### codemode's blog

By codemode, history, 19 months ago,

We are given a sequence : [1,2,...N]. Lets consider all the permutations of the above sequence. Now, a good permutation is defined as the one in which there is atleast one pair of numbers such that a[i]+1=a[i+1]. How to count the number of good permutations ? This problem is from some old contest.

• +15

 » 19 months ago, # |   +5 can you give the problem link plz
•  » » 19 months ago, # ^ |   0 I've solved the problem :-)
 » 19 months ago, # |   +15 Hint 1You may try to count sequences that contains $12$, or $23$ etc, but you should soon realize that these contain many common sequences and subtracting them is hard. So try finding different approach. Hint 2Almost all counting problems that has a "atleast one" in it can be solved by solving the reverse problem and subtracting that from the total number of ways. Here the answer is $n!$ minus the number of permutations that don't have any $p_i +1 = p_{i +1}$ Hint 3The later part can be calculated by a recurrence. Let $f_n$ be the number of permutation with no $[k, k+1]$ as sub-string. You can get a valid permutation of $n-1$ elements and insert $n$ in any of $n - 1$ spaces to get a valid permutation of $n$ elements. Or, you can get a permutation of $n-2$ elements and insert $[n, n-1]$ in any of $n - 2$ spaces to get a valid permutation. So, $f_n = (n-1)f_{n-1} + (n-2)f_{n-2}$. Final answer is $n! - f_n$.

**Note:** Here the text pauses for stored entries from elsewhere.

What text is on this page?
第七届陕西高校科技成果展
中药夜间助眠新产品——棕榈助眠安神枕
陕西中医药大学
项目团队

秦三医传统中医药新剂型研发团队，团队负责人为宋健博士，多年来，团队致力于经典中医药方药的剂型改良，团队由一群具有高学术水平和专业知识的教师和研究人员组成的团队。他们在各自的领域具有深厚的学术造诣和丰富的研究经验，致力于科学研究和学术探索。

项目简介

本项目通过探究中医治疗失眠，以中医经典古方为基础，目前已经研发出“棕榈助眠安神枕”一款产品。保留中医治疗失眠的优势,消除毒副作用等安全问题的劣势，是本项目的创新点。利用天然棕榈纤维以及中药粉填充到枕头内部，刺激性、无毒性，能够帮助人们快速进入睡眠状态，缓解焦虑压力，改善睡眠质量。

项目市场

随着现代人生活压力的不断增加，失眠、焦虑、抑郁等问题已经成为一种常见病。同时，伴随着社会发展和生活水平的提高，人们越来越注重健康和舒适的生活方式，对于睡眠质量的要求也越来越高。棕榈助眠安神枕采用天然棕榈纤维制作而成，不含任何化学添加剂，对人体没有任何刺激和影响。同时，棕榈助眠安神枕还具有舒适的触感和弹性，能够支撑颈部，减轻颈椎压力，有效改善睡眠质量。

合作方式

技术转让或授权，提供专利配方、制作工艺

•  » » 19 months ago, # ^ | ← Rev. 5 →   0 I have a doubt : how can we be sure that permutations from (n-1)f_n-1 and (n-2)f_n-2 will not repeat.example let say we need f_5Now, one of the possible solution of f_4 be {3, 2, 1, 4}from this we will have more (n-1) permutations for f_5 , which are:{3, 2, 1, 5, 4} , {3, 2, 5, 1, 4}, so on.. and let one of the possible solution of f_3 be {3, 2, 1}than new (n-2) solution for f_5 generated from this would be:{3, 2, 1, 5, 4}, {3, 2, 5, 4, 1} , so on..but they are counting the same permutations {3, 2, 1, 5, 4}Please help if i am wrong.

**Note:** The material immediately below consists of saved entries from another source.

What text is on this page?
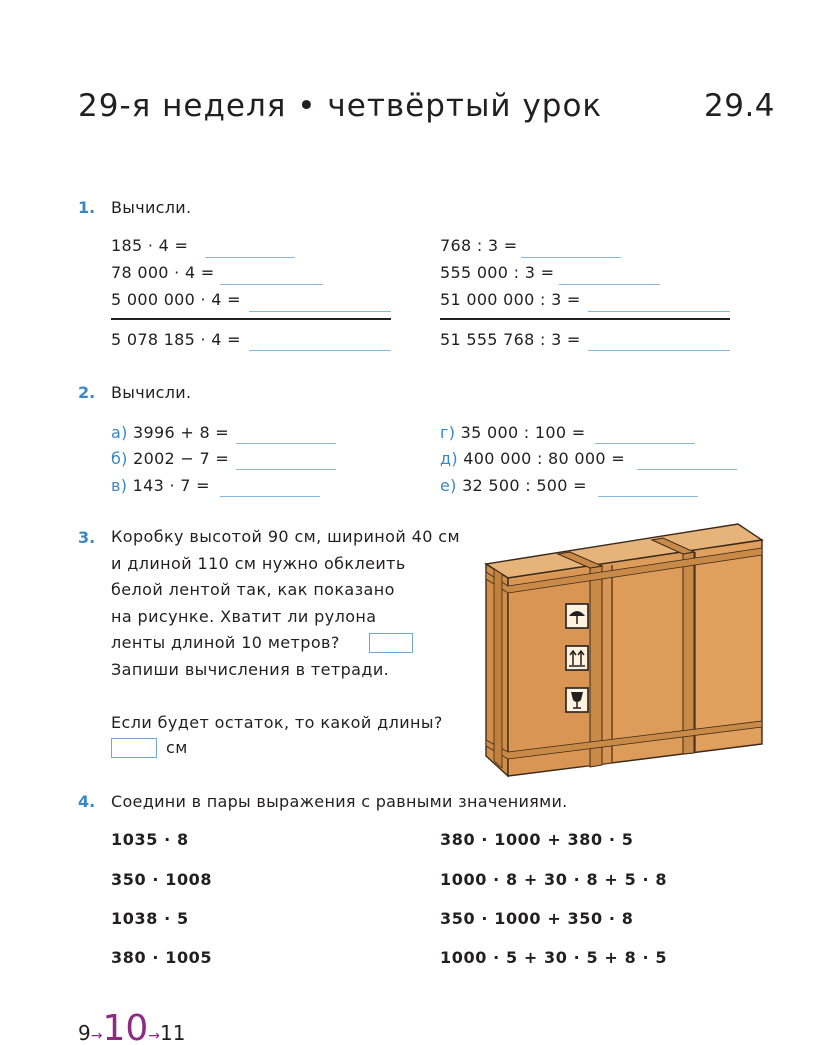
29-я неделя • четвёртый урок	29.4
1. Вычисли.
185 · 4 =
78 000 · 4 =
5 000 000 · 4 =
5 078 185 · 4 =
768 : 3 =
555 000 : 3 =
51 000 000 : 3 =
51 555 768 : 3 =
2. Вычисли.
а) 3996 + 8 =
б) 2002 − 7 =
в) 143 · 7 =
г) 35 000 : 100 =
д) 400 000 : 80 000 =
е) 32 500 : 500 =
3. Коробку высотой 90 см, шириной 40 см
и длиной 110 см нужно обклеить
белой лентой так, как показано
на рисунке. Хватит ли рулона
ленты длиной 10 метров?
Запиши вычисления в тетради.
Если будет остаток, то какой длины?
см
4. Соедини в пары выражения с равными значениями.
1035 · 8
350 · 1008
1038 · 5
380 · 1005
380 · 1000 + 380 · 5
1000 · 8 + 30 · 8 + 5 · 8
350 · 1000 + 350 · 8
1000 · 5 + 30 · 5 + 8 · 5
9→10→11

•  » » » 19 months ago, # ^ |   +1 Yes there will be exactly one overlap for each of the permutation ins $f_{n - 2}$, that is why I am multiplying with $(n-2)$ instead of $(n-1)$, excluding the position where it will overlap.Try expanding your 'so on..' in the last paragraph. You'll see that there are $5-2=3$ valid permutations.

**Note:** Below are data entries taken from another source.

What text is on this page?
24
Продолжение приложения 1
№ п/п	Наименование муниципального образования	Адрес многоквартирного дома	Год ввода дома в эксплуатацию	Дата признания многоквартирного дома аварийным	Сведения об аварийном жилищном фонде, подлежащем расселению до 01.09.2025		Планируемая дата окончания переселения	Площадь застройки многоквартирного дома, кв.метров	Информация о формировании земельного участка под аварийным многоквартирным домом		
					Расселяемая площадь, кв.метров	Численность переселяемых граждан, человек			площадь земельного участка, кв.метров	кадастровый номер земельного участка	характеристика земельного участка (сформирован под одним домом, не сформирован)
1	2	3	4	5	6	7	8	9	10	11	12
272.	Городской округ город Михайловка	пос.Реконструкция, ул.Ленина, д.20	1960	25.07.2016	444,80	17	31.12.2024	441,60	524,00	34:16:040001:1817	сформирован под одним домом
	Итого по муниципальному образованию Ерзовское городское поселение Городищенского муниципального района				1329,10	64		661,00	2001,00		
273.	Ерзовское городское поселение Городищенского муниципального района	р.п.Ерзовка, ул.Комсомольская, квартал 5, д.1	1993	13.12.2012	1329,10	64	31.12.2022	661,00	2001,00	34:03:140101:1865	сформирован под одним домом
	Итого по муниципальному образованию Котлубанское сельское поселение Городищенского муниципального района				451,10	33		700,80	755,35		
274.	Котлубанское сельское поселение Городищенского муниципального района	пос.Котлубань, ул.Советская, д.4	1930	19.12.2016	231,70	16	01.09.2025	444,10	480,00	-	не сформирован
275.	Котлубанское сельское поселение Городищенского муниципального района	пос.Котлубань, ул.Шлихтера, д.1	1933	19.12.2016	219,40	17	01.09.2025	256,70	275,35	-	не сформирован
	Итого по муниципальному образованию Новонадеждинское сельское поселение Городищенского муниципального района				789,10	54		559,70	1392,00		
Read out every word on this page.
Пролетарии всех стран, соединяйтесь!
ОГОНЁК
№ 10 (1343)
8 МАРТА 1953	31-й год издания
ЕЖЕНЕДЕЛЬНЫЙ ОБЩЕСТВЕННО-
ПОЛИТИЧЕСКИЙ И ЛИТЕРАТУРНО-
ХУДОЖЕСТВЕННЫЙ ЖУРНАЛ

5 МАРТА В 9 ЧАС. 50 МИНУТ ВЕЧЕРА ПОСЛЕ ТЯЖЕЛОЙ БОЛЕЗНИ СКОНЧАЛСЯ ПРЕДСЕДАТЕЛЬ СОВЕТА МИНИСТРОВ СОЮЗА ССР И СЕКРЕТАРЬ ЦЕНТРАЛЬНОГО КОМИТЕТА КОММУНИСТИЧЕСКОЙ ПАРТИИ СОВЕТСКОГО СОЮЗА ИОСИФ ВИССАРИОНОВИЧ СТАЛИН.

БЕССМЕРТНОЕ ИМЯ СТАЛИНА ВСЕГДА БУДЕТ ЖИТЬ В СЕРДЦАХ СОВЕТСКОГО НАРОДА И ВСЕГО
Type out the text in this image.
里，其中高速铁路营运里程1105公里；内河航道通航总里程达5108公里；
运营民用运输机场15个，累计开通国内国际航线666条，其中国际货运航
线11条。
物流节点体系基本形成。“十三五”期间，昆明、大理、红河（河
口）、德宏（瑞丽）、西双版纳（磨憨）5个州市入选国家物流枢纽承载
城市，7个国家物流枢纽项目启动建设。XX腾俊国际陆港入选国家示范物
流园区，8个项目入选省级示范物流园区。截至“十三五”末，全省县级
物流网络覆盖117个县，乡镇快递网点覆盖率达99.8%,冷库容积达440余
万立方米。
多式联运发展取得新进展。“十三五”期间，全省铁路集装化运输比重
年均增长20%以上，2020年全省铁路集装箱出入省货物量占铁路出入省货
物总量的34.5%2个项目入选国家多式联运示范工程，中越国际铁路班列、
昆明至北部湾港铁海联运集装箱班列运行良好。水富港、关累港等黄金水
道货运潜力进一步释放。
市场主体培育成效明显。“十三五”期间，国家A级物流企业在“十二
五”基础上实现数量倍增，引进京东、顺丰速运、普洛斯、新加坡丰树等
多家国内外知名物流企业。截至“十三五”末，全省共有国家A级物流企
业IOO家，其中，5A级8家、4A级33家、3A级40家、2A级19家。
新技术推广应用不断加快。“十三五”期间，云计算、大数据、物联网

•  » » » » 19 months ago, # ^ |   -6 Yes, you are right thank you.But can you please tell, how did you figured out that you will need two terms in recurrence, like why not go with three terms, f(n) = (n-1)f(n-1) + (n-2)f(n-2) + (n-3)f(n-3). I know it sounds funny but i want to know the approach you used
•  » » » » » 19 months ago, # ^ |   +9 All good permutations belong to a form of the first or the second type.